Sunday, April 25, 2010
Fiscal Stimulus Leakage
We have had huge fiscal stimulus by the US govt and the US govt has also bailed out many of the big banks. We should have seen huge increase in economic activity given the size of the stimulus but the unemployment is still high. I was discussing this with a friend a week back. One of the thing that came up was the high leakage of the fiscal stimulus overseas due to the heavy automation of the infrastructure work in the US - the stimulus was supposed to be aimed at shovel ready infrastructure projects. One thing is that there were not many shovel ready projects to immediately fund and so the fiscal stimulus is only slowly seeping into the economy. The other interesting thing relates to the heavy automation of infrastructure work. Say 20 years back, they needed 10 people for a road laying job. Now that same job may require only 3 people with machines being able to replace the other 7 people.
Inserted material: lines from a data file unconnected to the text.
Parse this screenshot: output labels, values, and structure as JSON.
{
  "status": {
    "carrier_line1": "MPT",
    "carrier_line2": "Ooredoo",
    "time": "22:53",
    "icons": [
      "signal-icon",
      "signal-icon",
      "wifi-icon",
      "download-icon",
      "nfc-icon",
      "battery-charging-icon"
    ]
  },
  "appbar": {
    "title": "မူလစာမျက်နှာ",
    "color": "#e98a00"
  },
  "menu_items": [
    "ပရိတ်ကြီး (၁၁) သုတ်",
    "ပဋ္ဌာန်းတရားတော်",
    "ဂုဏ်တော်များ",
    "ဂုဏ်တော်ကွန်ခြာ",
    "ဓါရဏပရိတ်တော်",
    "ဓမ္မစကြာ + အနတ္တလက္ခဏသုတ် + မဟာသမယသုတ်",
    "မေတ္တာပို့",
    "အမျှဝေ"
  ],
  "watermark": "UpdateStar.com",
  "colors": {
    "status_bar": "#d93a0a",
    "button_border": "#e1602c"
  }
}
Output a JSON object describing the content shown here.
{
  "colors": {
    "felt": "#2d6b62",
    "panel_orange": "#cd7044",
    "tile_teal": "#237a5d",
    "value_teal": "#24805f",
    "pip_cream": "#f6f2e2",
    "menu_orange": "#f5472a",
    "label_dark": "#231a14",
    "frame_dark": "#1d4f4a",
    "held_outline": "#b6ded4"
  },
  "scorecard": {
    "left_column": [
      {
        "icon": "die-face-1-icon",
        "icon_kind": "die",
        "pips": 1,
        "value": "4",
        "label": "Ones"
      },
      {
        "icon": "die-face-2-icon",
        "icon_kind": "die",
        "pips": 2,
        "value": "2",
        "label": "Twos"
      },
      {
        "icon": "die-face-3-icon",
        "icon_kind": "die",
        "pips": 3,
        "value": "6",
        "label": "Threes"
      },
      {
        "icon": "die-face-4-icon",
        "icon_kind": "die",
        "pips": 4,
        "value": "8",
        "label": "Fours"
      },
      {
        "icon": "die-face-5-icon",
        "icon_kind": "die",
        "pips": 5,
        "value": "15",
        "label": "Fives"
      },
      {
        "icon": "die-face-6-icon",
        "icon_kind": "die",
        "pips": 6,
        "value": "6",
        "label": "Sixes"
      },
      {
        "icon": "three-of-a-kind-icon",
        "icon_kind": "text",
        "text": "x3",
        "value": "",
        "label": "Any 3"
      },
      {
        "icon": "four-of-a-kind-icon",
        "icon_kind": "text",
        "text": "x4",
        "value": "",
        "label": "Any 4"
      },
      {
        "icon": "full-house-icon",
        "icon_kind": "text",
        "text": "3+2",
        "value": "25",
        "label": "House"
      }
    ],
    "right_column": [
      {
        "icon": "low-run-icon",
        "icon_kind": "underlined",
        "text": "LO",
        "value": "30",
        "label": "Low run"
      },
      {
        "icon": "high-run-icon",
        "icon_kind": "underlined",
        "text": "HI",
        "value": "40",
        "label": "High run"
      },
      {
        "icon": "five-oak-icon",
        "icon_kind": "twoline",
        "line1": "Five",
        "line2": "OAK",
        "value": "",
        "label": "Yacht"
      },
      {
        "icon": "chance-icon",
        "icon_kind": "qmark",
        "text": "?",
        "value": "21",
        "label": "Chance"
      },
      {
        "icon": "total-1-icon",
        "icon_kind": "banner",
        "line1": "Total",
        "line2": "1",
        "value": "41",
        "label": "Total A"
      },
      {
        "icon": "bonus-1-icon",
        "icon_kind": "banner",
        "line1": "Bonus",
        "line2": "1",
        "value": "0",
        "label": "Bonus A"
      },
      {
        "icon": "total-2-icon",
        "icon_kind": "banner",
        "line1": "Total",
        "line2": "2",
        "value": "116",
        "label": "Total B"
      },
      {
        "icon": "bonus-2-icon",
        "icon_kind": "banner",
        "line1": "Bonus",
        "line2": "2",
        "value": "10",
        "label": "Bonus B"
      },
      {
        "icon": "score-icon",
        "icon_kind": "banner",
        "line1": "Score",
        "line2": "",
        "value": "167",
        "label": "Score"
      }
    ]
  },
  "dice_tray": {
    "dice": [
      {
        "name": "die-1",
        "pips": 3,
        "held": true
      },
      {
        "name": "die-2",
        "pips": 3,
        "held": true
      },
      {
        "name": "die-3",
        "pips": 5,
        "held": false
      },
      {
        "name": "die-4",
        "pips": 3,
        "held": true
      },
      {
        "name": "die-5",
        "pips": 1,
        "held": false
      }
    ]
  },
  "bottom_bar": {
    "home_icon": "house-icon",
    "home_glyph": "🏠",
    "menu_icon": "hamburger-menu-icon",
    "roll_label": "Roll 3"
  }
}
If $100 was spent earlier on 10 people, now $30 may be spent on 3 people and $70 to buy the machines. So a big chunk of the money is being spent to buy the machinery. If the machinery was made in the US, then that money would eventually end up as wages to the US workers. But that machinery is made in China, Japan or Korea and end up supporting employment overseas. The govts of these foreign countries end up getting the $70 and then they lend it to the US govt by buying US Treasuries. In effect, the US govt tried to spend $100 in the US economy but only $30 got into the US economy and the other $70 came back to fund the US deficit. So the the US govt spending is currently not as effective as it would have been previously when many of the manufacturing jobs were in this country. The US govt now has to do repeated stimulus to get the same effect of a past stimulus. and the US stimulus ends up stimulating the rest of the world (supplying the manufactured products to the US economy) more than the US for every $1 spent by the US govt.